The most recent Computer Weekly indicated that over half of medium sized companies now have VOIP switches in place, which means that they could be connecting direct to each other, bypassing the traditional phone companies entirely. So I decided to plug a few figures into a spreadsheet and see how much it actually costs to make those calls, based on bandwidth prices alone. In order to keep things simple I checked a decent broadband provider (Zen) and noted that they charged £1.27 per GB of traffic.
Doing a bit of maths:
A)pence/Gigabyte = 127
B)kilobits/Gigabyte = 8,000,000 (close enough)

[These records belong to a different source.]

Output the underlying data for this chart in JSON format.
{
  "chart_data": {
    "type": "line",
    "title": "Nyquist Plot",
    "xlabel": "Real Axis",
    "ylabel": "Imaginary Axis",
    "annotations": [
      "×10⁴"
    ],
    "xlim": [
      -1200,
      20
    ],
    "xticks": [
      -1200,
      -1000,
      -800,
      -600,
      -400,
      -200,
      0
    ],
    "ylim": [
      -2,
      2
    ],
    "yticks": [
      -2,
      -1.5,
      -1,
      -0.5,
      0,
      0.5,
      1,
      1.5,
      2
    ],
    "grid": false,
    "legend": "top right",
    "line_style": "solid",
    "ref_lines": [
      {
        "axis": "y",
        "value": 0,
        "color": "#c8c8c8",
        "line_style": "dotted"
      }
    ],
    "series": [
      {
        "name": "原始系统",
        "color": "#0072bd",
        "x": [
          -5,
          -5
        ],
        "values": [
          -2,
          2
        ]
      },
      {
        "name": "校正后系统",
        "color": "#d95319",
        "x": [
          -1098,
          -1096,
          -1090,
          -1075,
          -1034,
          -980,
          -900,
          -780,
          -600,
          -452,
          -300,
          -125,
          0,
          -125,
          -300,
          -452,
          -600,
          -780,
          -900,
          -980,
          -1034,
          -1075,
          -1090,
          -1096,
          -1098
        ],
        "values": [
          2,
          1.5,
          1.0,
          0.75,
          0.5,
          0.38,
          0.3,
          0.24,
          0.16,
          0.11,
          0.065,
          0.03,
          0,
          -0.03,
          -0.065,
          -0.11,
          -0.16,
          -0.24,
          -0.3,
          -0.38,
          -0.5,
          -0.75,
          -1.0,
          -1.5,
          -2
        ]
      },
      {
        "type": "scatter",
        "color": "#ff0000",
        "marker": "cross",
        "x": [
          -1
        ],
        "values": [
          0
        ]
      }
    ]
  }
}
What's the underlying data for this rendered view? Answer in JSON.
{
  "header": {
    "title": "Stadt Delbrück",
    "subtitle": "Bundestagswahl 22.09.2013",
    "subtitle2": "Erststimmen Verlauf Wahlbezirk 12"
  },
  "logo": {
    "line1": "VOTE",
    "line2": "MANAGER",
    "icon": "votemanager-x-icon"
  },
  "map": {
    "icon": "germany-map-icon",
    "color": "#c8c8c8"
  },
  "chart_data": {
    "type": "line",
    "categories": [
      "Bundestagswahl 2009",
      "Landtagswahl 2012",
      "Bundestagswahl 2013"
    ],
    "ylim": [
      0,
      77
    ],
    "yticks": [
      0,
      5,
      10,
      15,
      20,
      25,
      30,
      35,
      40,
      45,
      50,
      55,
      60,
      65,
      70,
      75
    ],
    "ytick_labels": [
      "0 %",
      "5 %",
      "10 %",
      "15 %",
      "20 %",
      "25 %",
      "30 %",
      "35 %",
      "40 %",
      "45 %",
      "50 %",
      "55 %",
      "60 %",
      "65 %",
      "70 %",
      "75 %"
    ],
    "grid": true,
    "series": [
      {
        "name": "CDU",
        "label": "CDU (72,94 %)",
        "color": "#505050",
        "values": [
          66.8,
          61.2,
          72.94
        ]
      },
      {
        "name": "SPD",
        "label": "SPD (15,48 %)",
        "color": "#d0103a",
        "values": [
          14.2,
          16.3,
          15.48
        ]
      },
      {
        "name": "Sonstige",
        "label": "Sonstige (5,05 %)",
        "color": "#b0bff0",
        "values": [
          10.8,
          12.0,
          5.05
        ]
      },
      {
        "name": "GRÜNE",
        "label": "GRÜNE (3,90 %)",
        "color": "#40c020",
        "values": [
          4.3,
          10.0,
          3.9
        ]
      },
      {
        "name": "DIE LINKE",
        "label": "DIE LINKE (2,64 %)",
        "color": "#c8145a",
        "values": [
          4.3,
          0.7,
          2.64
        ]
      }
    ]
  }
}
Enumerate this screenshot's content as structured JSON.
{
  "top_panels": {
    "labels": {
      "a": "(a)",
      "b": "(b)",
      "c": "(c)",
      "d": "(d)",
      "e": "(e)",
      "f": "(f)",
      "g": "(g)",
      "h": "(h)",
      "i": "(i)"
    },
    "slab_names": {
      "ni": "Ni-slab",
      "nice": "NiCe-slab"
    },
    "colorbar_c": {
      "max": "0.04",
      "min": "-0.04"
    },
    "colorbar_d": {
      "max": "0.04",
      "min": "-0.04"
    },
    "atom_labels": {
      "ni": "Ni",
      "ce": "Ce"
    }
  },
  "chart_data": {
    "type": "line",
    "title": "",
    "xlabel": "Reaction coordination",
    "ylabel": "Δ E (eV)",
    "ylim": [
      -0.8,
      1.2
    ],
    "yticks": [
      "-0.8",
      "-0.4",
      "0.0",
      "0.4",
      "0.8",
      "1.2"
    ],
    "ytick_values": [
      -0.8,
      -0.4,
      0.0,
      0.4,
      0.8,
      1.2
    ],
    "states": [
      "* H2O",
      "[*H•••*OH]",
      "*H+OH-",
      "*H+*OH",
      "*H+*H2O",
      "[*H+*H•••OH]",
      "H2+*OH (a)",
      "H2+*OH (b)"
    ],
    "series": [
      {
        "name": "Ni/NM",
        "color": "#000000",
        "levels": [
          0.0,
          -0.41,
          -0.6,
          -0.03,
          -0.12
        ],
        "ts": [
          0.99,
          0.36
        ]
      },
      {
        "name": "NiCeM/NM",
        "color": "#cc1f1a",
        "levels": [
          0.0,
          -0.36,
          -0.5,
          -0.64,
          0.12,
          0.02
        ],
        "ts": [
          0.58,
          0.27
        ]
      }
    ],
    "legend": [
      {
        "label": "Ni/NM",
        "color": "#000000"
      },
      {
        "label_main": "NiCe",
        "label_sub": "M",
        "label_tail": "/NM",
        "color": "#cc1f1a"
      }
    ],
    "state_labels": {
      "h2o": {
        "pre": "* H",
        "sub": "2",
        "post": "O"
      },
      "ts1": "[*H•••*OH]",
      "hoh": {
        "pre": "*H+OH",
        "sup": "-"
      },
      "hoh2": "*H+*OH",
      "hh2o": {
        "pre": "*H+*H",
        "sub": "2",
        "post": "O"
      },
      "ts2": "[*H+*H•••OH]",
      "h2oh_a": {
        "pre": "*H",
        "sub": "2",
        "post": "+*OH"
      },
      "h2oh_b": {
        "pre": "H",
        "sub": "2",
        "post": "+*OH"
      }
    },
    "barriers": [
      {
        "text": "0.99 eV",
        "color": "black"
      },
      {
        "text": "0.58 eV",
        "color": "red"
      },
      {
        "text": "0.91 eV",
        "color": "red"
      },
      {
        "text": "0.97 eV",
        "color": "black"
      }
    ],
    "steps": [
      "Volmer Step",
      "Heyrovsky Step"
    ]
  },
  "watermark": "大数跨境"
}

C)kilobits/penny = B/A = 63,000
D)kilobits/second = 20 (for a reasonable VOIP call)
E)seconds/penny = C/D = 3,150
F)minutes/penny = E/60 = 52
So, providing you're not paying for the actual call connection at the other end you can get nearly an hour of phone calls for a penny, anywhere in the world. Not bad at all. Of course, this relies on everyone running their own VOIP servers - but those seem to be coming down in price reasonably quickly, especially with Asterix and the like providing open source competition. The only thing that provides real complexity is the routing tables that convert from phone numbers to IP addresses - so far as I know those are all currently centralised. Unless we all just move over to using SIP addresses, which may take some time. Of course, the number of phone numbers I actually _know_ as opposed to pulling from an electronic address book is vanishingly small.